Tommy Hilfiger's ambitious show on Friday reflected trends seen throughout the week: quilted sleeves and vests, lots of narrow horizontal stripes, high-collared doubled breasted coats topping striped vertiginous turtlenecks.
While Hilfiger showed a lot of leather, it was softer, nonthreatening and decidedly non-biker. Unstructured jackets suggested English schoolboys, while colours included dark rose, grays, mustard, teal and lots of reds.
John Bartlett, who once hewed closely to militaristic influences, showed plaid vests, checked pants that suggested pyjamas and blanket coats that paid homage to LL Bean's Hudson Bay classic. Even his motorcycle and racing jackets revealed softer, less-structured tailoring. Splashes of yellow and orange livened the looks even more.
Plaids and checks also figured highly at Duckie Brown's show, which made heavy use of textured gray and charcoal fabrics including tweeds.
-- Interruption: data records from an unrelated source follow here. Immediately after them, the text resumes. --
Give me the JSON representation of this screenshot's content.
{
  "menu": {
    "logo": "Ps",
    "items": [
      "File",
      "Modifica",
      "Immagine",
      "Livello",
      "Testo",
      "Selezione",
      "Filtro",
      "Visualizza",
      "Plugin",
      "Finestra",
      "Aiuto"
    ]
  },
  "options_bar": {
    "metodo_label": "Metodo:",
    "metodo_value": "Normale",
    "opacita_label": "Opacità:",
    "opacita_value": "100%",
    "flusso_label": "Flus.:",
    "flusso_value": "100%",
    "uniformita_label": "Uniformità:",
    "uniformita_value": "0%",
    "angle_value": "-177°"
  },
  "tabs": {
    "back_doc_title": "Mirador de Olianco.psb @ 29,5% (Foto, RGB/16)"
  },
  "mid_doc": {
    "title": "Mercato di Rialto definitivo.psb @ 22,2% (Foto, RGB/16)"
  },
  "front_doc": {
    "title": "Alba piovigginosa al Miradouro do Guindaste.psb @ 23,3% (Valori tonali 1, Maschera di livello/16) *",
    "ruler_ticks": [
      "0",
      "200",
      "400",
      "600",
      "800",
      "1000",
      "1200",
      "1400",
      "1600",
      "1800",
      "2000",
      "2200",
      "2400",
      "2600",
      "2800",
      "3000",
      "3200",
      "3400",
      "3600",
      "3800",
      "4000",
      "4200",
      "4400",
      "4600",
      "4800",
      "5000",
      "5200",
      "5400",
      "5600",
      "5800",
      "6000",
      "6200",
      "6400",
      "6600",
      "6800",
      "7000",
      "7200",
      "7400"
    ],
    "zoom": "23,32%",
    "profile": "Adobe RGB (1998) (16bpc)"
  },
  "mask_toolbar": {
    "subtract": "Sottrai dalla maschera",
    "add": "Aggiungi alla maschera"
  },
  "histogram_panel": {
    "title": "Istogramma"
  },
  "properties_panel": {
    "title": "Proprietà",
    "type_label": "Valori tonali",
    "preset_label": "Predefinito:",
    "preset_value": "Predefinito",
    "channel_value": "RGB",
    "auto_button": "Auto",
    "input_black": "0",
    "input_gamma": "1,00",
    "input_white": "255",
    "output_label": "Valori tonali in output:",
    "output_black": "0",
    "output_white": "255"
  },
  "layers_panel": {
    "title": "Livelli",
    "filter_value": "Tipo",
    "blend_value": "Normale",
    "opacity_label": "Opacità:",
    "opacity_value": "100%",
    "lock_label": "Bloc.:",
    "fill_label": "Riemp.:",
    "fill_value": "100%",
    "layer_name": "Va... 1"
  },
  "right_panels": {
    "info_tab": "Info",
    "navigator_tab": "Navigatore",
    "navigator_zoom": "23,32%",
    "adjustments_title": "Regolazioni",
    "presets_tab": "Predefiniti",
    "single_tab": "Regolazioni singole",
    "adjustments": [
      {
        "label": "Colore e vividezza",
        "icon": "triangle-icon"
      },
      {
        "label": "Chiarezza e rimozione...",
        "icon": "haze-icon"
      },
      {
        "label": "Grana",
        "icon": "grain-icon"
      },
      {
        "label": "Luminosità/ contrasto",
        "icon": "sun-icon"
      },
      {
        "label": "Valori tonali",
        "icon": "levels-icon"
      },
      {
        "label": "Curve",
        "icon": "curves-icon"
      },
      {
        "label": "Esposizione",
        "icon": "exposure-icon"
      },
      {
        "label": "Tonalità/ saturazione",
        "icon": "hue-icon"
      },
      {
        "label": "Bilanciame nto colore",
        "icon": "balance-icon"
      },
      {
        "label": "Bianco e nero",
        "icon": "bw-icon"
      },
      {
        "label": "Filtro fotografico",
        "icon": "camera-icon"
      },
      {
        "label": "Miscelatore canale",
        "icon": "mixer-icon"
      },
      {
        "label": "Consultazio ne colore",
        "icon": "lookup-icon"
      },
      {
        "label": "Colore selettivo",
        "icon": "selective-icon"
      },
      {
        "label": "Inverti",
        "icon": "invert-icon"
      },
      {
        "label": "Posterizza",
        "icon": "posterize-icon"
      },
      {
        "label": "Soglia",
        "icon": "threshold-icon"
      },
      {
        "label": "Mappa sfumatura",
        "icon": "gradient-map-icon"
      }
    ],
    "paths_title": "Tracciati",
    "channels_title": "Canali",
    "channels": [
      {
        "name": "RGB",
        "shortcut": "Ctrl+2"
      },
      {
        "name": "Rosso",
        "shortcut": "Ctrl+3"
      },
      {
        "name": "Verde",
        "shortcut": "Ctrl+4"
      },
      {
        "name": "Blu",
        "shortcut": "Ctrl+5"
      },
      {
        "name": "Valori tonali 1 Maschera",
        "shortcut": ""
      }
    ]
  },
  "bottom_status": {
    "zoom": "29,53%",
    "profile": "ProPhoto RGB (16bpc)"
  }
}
Crocheted sleeveless tops typified many of the relatively un-macho looks.
Richard Chai's show meanwhile was dominated by denim and blue work clothes, featuring car coats and separates in a range of somber tones of gray, black and charcoal.
"Even affluent men are questioning whether fashion is the best use of their money," noted Candace Corlett, president of retail strategies consultancy WSL Strategic Retail.
"That says there has to be a semblance of utility, function and longevity - it's got to span a few seasons, even a few year and withstand the hot and cold of trends."